Similarly, Uttam Dubal, a 33-year-old attorney also located in San Francisco, believes the education of spiritual leaders largely depends on their positions within a faith's hierarchy. Dubal, who has practiced Swaminarayan Hinduism his entire life, says that at the highest level of leaders, such as his guru or the pope, the "particular individual is revered and respected for his personal character. Nothing more." Dubal needs a level of comfort with his guru this is possible only "when the leader has a pure and spotless character. ... Education is a non-factor for what I seek in a spiritual leader." But when it comes to local religious leaders, "education is important ... because they have to make decisions" related to logistics and finances, Dubal says. "That being said, if their character is pure enough, even then, education becomes much less [of] a factor."

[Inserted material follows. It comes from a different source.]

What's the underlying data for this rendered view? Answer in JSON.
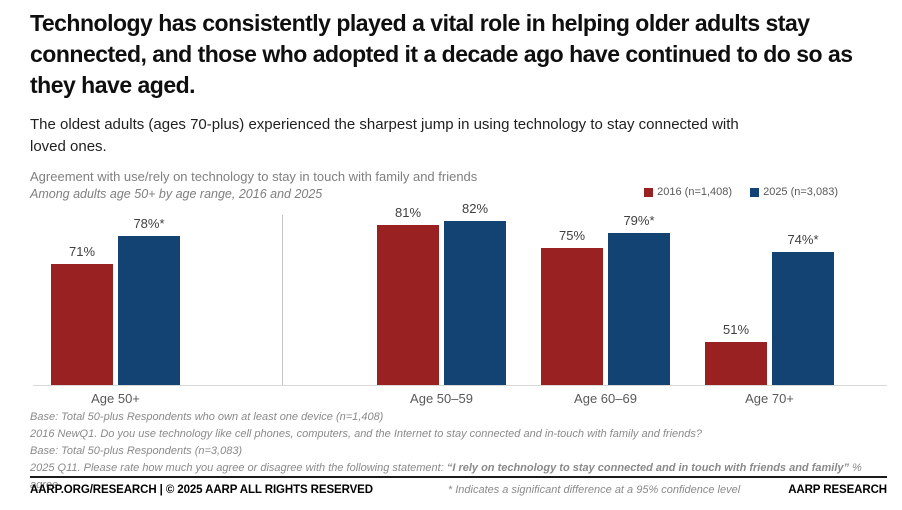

That factor is of great importance, however, to Katie Adkins, a 29-year-old assistant museum curator in Durham, N.C., and her father, the Rev. Dr. David Adkins, a 66-year-old Baptist pastor in Martinsville, Va. The younger Adkins considers the educational background of religious leaders important, in part, "because of where I went to church and who my father is." She says he's not simply a minister who can recite Bible verses and tell people how to live their lives. "He is a questioning person -- really, a scientist at heart. In his sermons, he analyzes the Scripture, dissects it, gets to the meat of the ideas, and relates it to other religions and subjects in new, thought-provoking ways."

Her father, who has both Master of Divinity (M.Div.) and Doctor of Ministry (D.Min.) degrees, agrees with his daughter. "If clergy are not equipped with the tools to think analytically and with adequate acquaintance with the tradition and best scholarship available, they will just spin their wheels either in their own prejudices or the values and perspectives of the culture around them," he says. "Education prevents provincialism [and] enables one to engage in the discussions which shape the development of zeitgeist."

Regardless of where on the spectrum of significance a person places a religious leader's educational background, most people appear to treat academic credentials of the secular community in the same manner. Despite the prevalence of "new tech billionaires never finish[ing] college," the Rev. Dr. Adkins says, "formal education still has a role to play, even if it is not in itself a total answer to how to be a good leader or a good teacher or, for that matter, a good person." In other words, he places a great weight on the formal education of both secular and spiritual leaders.

Barbara Dobner, a 64-year-old homemaker and part-time office worker in Raleigh, N.C., hopes she doesn't hold the two types of leaders to different academic standards. She believes a church leader's education is "important to show the journey he or she has traveled to become a person of faith and a church leader," and she similarly likes to understand how education impacted the church leader's success. Dobner analogizes this to her researching physicians. She asks, "Did my doctor complete his or her residency somewhere I am familiar with, and does that hospital have a good reputation?"

And while today's secular society generally promotes greater education, in part, to solve contemporary woes, some people believe more lectures aren't the solution in the religious community today. "While education helps in certain ways, I think church leaders should focus more on purifying their character and practicing before they preach," says Dubal. Viola, however, thinks today calls for a different form of training. "I believe education is needed, but not armchair education," he says. "I much more prefer seeing someone struggle through theology while they are elbow deep in the mess of life."

Still, others subscribe to the theory that a leader's formal schooling is more important today than ever before. "The church cedes its influence to cultural forces if it lacks leadership that has been trained to think critically [and] equipped with a historical sense of how we got where we are," says the Rev. Dr. Adkins. "Once again, education alone is not sufficient to guarantee pastoral leadership. But without it, you are a carpenter with a very limited toolkit."